Astronomers have observed a star in a relatively nearby galaxy that not only survived conditions that would normally be doomed — a stellar explosion called a supernova — but emerged from it brighter than the explosion bright before.
Meet the “Zombie Star”.
The controversial star, seen with the Hubble Space Telescope, is a type of star known as a white dwarf, a surprisingly dense object about the mass of the sun that squeezes into the size of Earth. A white dwarf is the leftover core of a star that blew off a lot of material at the end of its life cycle, just as our sun is expected to be about 5 billion years from now.
The white dwarf’s pairing with another star — known as a binary system — is gravitationally locked in orbit, and its powerful gravitational pull sucks a lot of material from the unfortunate companion.
This is where the trouble begins. In doing so, the white dwarf reaches a mass threshold — about 1.4 times that of the Sun — which triggers a thermonuclear reaction at its core, causing it to explode in a supernova, an event that should have killed it.
“We were very surprised that the star itself was not destroyed, but actually survived and was brighter than before the explosion.” in The Astrophysical Journal.
“During the explosion, radioactive material is created. That’s what drives the brightness of the supernova. Some of that material is left in the surviving remnant and used as fuel to heat the remnant,” McCulley added.

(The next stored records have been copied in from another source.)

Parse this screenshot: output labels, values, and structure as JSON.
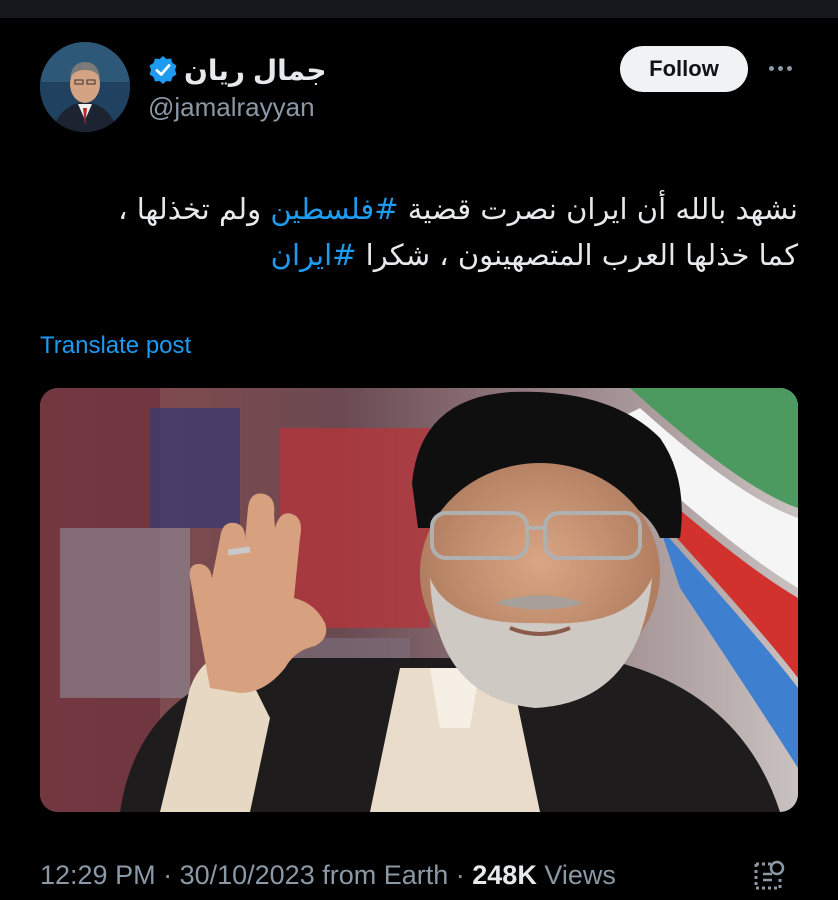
{
  "author": {
    "display_name": "جمال ريان",
    "handle": "@jamalrayyan",
    "verified_icon": "verified-badge-icon",
    "avatar": "avatar"
  },
  "actions": {
    "follow_label": "Follow",
    "more_icon": "more-options-icon"
  },
  "tweet": {
    "line1_start": "نشهد بالله أن ايران نصرت قضية ",
    "hashtag1": "#فلسطين",
    "line1_end": " ولم تخذلها ،",
    "line2_start": "كما خذلها العرب المتصهينون ، شكرا ",
    "hashtag2": "#ايران"
  },
  "translate_label": "Translate post",
  "meta": {
    "time": "12:29 PM",
    "sep1": " · ",
    "date": "30/10/2023",
    "source": " from Earth",
    "sep2": " · ",
    "views_count": "248K",
    "views_label": " Views"
  },
  "colors": {
    "background": "#000000",
    "accent": "#1d9bf0",
    "secondary_text": "#8b98a5",
    "follow_bg": "#eff3f4"
  }
}
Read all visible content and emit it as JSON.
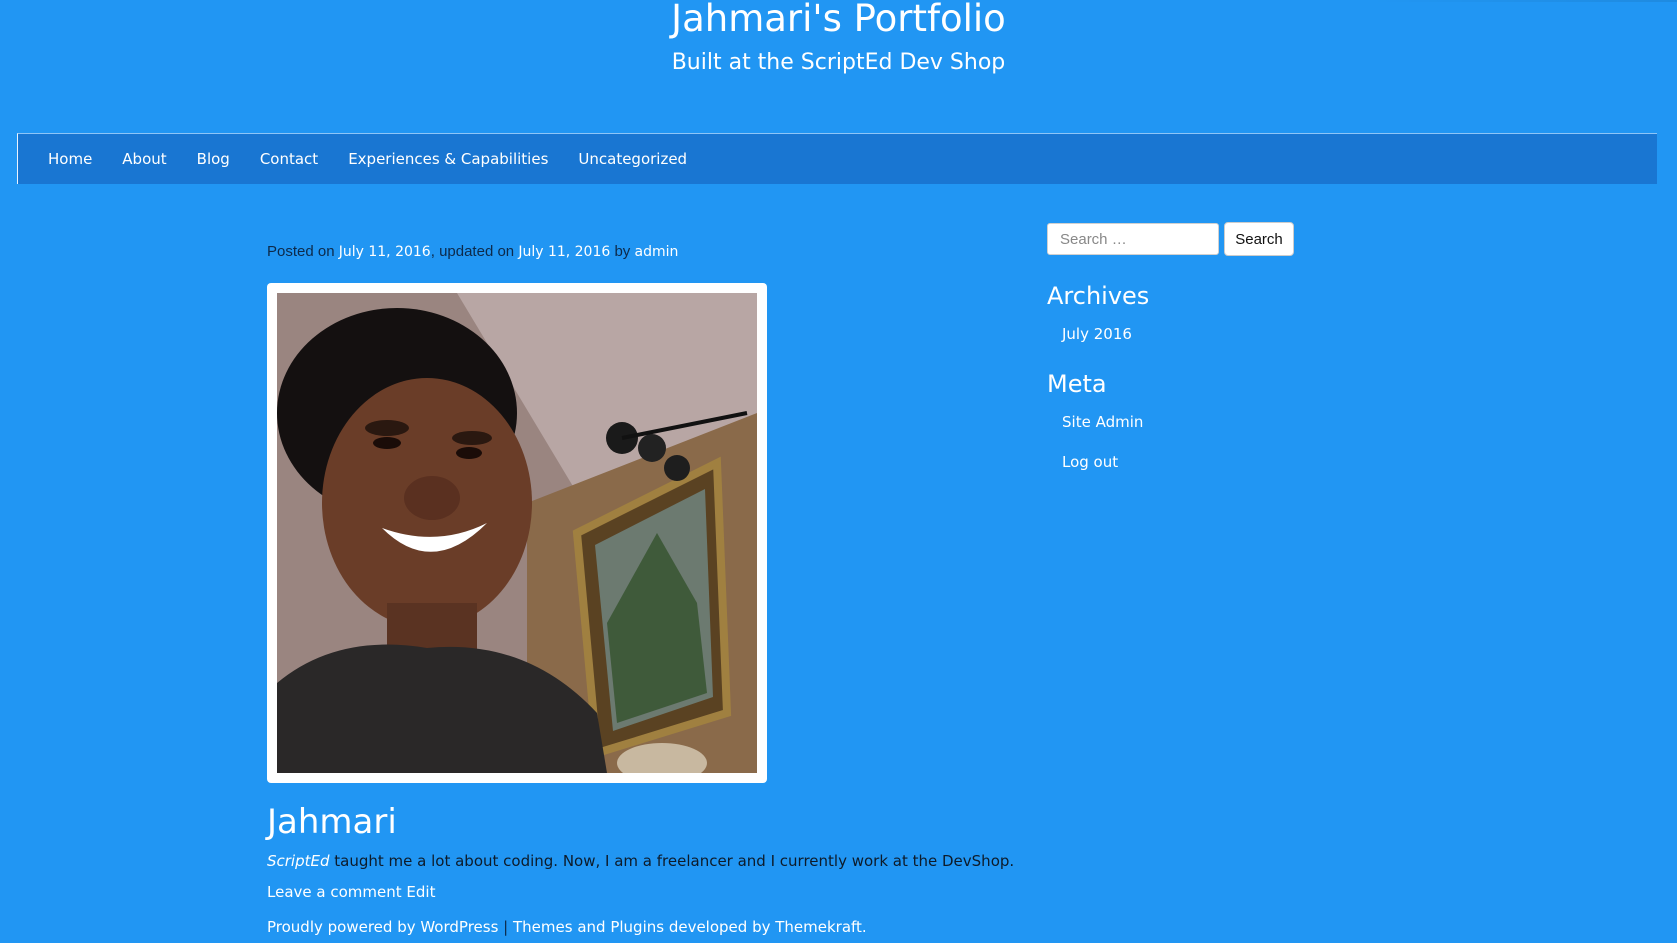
{
  "site": {
    "title": "Jahmari's Portfolio",
    "description": "Built at the ScriptEd Dev Shop"
  },
  "nav": {
    "items": [
      {
        "label": "Home"
      },
      {
        "label": "About"
      },
      {
        "label": "Blog"
      },
      {
        "label": "Contact"
      },
      {
        "label": "Experiences & Capabilities"
      },
      {
        "label": "Uncategorized"
      }
    ]
  },
  "post": {
    "meta": {
      "posted_on_label": "Posted on",
      "posted_date": "July 11, 2016",
      "updated_label": "updated on",
      "updated_date": "July 11, 2016",
      "by_label": "by",
      "author": "admin"
    },
    "image": {
      "icon": "portrait-photo"
    },
    "title": "Jahmari",
    "content": {
      "emphasis": "ScriptEd",
      "text": " taught me a lot about coding. Now, I am a freelancer and I currently work at the DevShop."
    },
    "footer": {
      "comment_link": "Leave a comment",
      "edit_link": "Edit"
    }
  },
  "sidebar": {
    "search": {
      "placeholder": "Search …",
      "button_label": "Search"
    },
    "archives": {
      "title": "Archives",
      "items": [
        {
          "label": "July 2016"
        }
      ]
    },
    "meta": {
      "title": "Meta",
      "items": [
        {
          "label": "Site Admin"
        },
        {
          "label": "Log out"
        }
      ]
    }
  },
  "footer": {
    "powered_by": "Proudly powered by WordPress",
    "separator": "|",
    "themes_credit": "Themes and Plugins developed by Themekraft."
  },
  "colors": {
    "background": "#2196F3",
    "nav_background": "#1976D2",
    "link": "#ffffff",
    "body_text": "#0d1b2a"
  }
}
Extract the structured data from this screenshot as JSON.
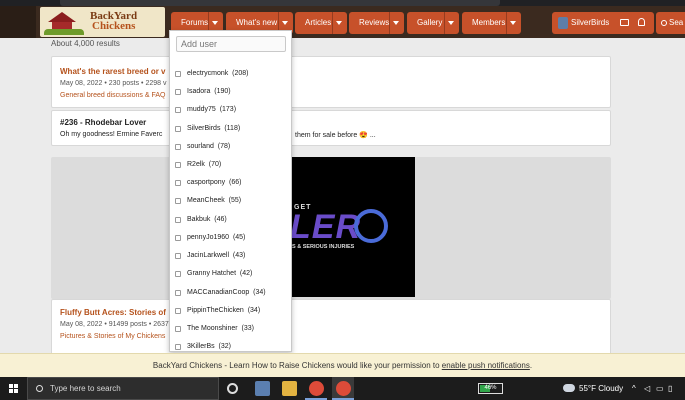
{
  "browser": {
    "url": "backyardchickens.com/search/query?..."
  },
  "header": {
    "logo_line1": "BackYard",
    "logo_line2": "Chickens",
    "nav": [
      {
        "label": "Forums"
      },
      {
        "label": "What's new"
      },
      {
        "label": "Articles"
      },
      {
        "label": "Reviews"
      },
      {
        "label": "Gallery"
      },
      {
        "label": "Members"
      }
    ],
    "username": "SilverBirds",
    "search_label": "Sea"
  },
  "results": {
    "count": "About 4,000 results",
    "items": [
      {
        "title": "What's the rarest breed or v",
        "meta": "May 08, 2022 • 230 posts • 2298 v",
        "forum": "General breed discussions & FAQ"
      },
      {
        "post_no": "#236",
        "post_title": "Rhodebar Lover",
        "text_left": "Oh my goodness! Ermine Faverc",
        "text_right": "them for sale before 😍 ..."
      },
      {
        "title": "Fluffy Butt Acres: Stories of",
        "meta": "May 08, 2022 • 91499 posts • 2637",
        "forum": "Pictures & Stories of My Chickens"
      }
    ]
  },
  "ad": {
    "top_word": "GET",
    "big_word": "LER",
    "tagline": "S & SERIOUS INJURIES"
  },
  "user_filter": {
    "placeholder": "Add user",
    "users": [
      {
        "name": "electrycmonk",
        "count": "(208)"
      },
      {
        "name": "Isadora",
        "count": "(190)"
      },
      {
        "name": "muddy75",
        "count": "(173)"
      },
      {
        "name": "SilverBirds",
        "count": "(118)"
      },
      {
        "name": "sourland",
        "count": "(78)"
      },
      {
        "name": "R2elk",
        "count": "(70)"
      },
      {
        "name": "casportpony",
        "count": "(66)"
      },
      {
        "name": "MeanCheek",
        "count": "(55)"
      },
      {
        "name": "Bakbuk",
        "count": "(46)"
      },
      {
        "name": "pennyJo1960",
        "count": "(45)"
      },
      {
        "name": "JacinLarkwell",
        "count": "(43)"
      },
      {
        "name": "Granny Hatchet",
        "count": "(42)"
      },
      {
        "name": "MACCanadianCoop",
        "count": "(34)"
      },
      {
        "name": "PippinTheChicken",
        "count": "(34)"
      },
      {
        "name": "The Moonshiner",
        "count": "(33)"
      },
      {
        "name": "3KillerBs",
        "count": "(32)"
      }
    ]
  },
  "push_bar": {
    "text": "BackYard Chickens - Learn How to Raise Chickens would like your permission to ",
    "link": "enable push notifications",
    "end": "."
  },
  "taskbar": {
    "search_placeholder": "Type here to search",
    "battery": "46%",
    "battery_level": 0.46,
    "weather": "55°F  Cloudy"
  },
  "colors": {
    "brand_orange": "#c7512a",
    "link_orange": "#b5521c",
    "header_brown": "#3b2a1f",
    "push_bar_bg": "#f8f1d4"
  },
  "icons": [
    "search-icon",
    "mail-icon",
    "bell-icon",
    "chevron-down-icon",
    "windows-start-icon",
    "chrome-icon",
    "battery-icon",
    "cloud-icon"
  ]
}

The white dwarf is located in a spiral galaxy called NGC 1309, about three-quarters the size of our Milky Way. Like the Milky Way, NGC 1309 resembles a spinning pinwheel when viewed from above or below. This white dwarf star is 108 million light-years from Earth. A light-year is the distance light travels in 5.9 trillion miles (9.5 trillion kilometers).
There are various types of supernovae, depending on the size and composition of the star and the power of the explosion.
The star is helping scientists better understand so-called “type Iax” supernovae. In these cases, the white dwarf undergoes runaway carbon and oxygen nuclear fusion after acquiring material relatively quickly, as if the white dwarf stole it from its companion. But the explosion didn’t destroy the white dwarf, leaving behind an “undead” remnant.
“It’s for this reason that we call these objects ‘zombie stars.’ They’re dead, but not quite dead. Early on, many supernova simulations by scientists failed before they could blow up an entire white dwarf. This It’s exciting to think that this tells us about the actual physics of these supernovae,” McCulley said.
Scientists have discovered about 50 such supernovae so far, but until now no surviving “zombie star” white dwarf has been identified.
Our sun is destined to be a white dwarf, which is the fate of about 97% of stars.
“At the end of a star’s life — for stars like our sun or a little bigger — the star runs out of fuel in the core and begins to collapse into a white dwarf. In the process, the star’s outer layers are blown off into the nebula. The remaining core of this star is a white dwarf,” McCulley said.
However, our Sun cannot be a zombie star because it lacks the necessary companion star.